Better, Faster, Stronger

Last updated 9 months ago

FP8 and GPTQ are quantization methodologies that strike a balance between a slight reduction in accuracy and significant reductions in computing demand and energy consumption. Quantization is an effective solution for maximizing speed and minimizing costs. We offer 8-bit quantized models using FP8 and 4-bit quantized models using GPTQ.

FP8

FP8 is our recommended option for running large language models (LLMs) due to its exceptional balance of speed and quality. This quantization method doubles inference speed while maintaining nearly the same level of accuracy as the full base model. FP8 achieves a recovery rate of around 99.9%, meaning that the performance of FP8-quantized models is almost indistinguishable from that of their full-precision counterparts.

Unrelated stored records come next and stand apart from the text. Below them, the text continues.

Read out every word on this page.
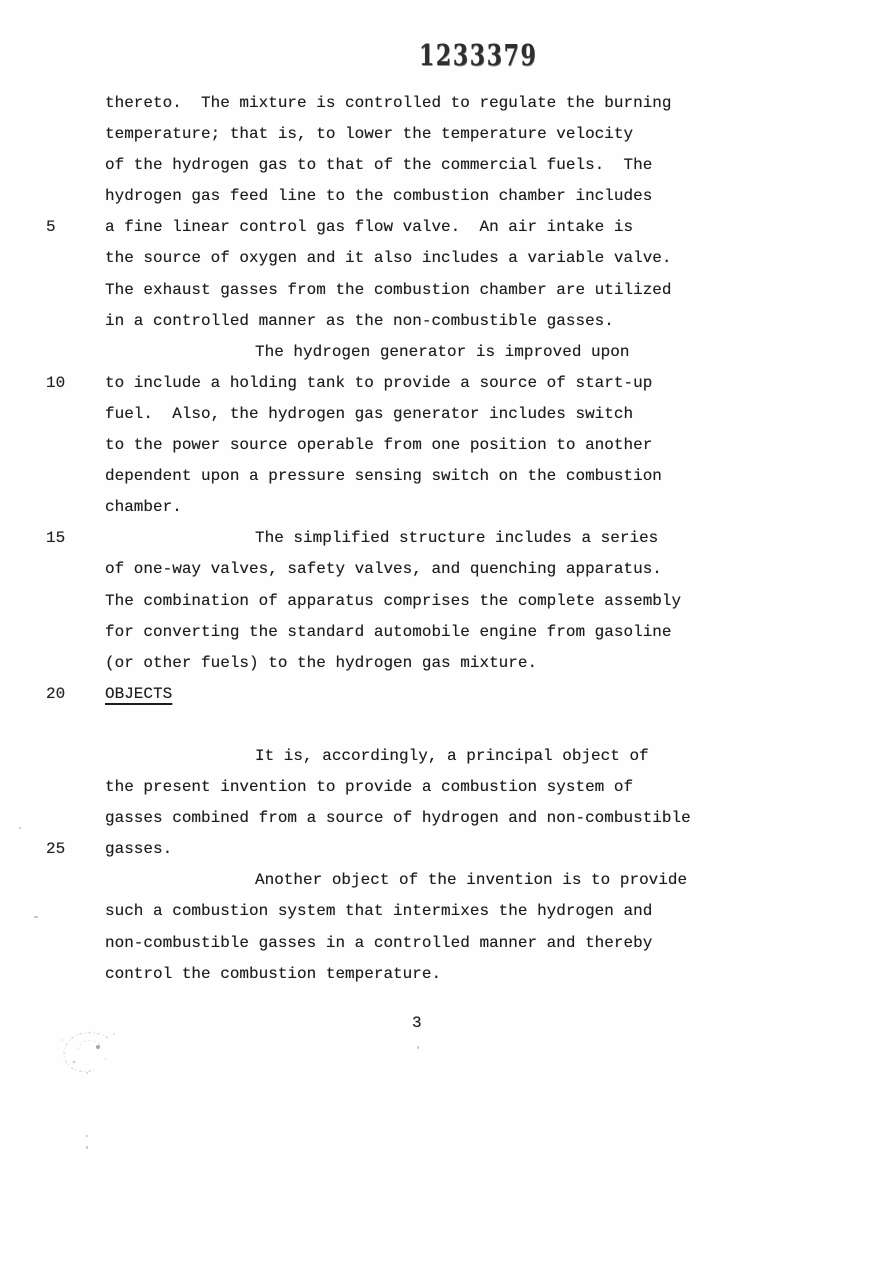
1233379
thereto.  The mixture is controlled to regulate the burning
temperature; that is, to lower the temperature velocity
of the hydrogen gas to that of the commercial fuels.  The
hydrogen gas feed line to the combustion chamber includes
5	a fine linear control gas flow valve.  An air intake is
the source of oxygen and it also includes a variable valve.
The exhaust gasses from the combustion chamber are utilized
in a controlled manner as the non-combustible gasses.
The hydrogen generator is improved upon
10 to include a holding tank to provide a source of start-up
fuel.  Also, the hydrogen gas generator includes switch
to the power source operable from one position to another
dependent upon a pressure sensing switch on the combustion
chamber.
15	The simplified structure includes a series
of one-way valves, safety valves, and quenching apparatus.
The combination of apparatus comprises the complete assembly
for converting the standard automobile engine from gasoline
(or other fuels) to the hydrogen gas mixture.
20 OBJECTS
It is, accordingly, a principal object of
the present invention to provide a combustion system of
gasses combined from a source of hydrogen and non-combustible
25 gasses.
Another object of the invention is to provide
such a combustion system that intermixes the hydrogen and
non-combustible gasses in a controlled manner and thereby
control the combustion temperature.
3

Additionally, FP8 is designed to minimize the computational and energy costs associated with model inference, making it an ideal choice for applications requiring both efficiency and high-quality results.

GPTQ

GPTQ 4-bit models enable you to run large models on a cost-effective setup. They are particularly useful for inexpensive prototyping and testing. The recovery rate for GPTQ models typically ranges from 96-99%.

GPTQ is more cost-effective but slower than FP8. For production, we recommend FP8 for its superior speed and quality.

Llama-3 GPTQ quantization in comparison to the original model across several datasets. The quantization reaches 98% of the original models performance although it can be inferenced at a quarter of the costs.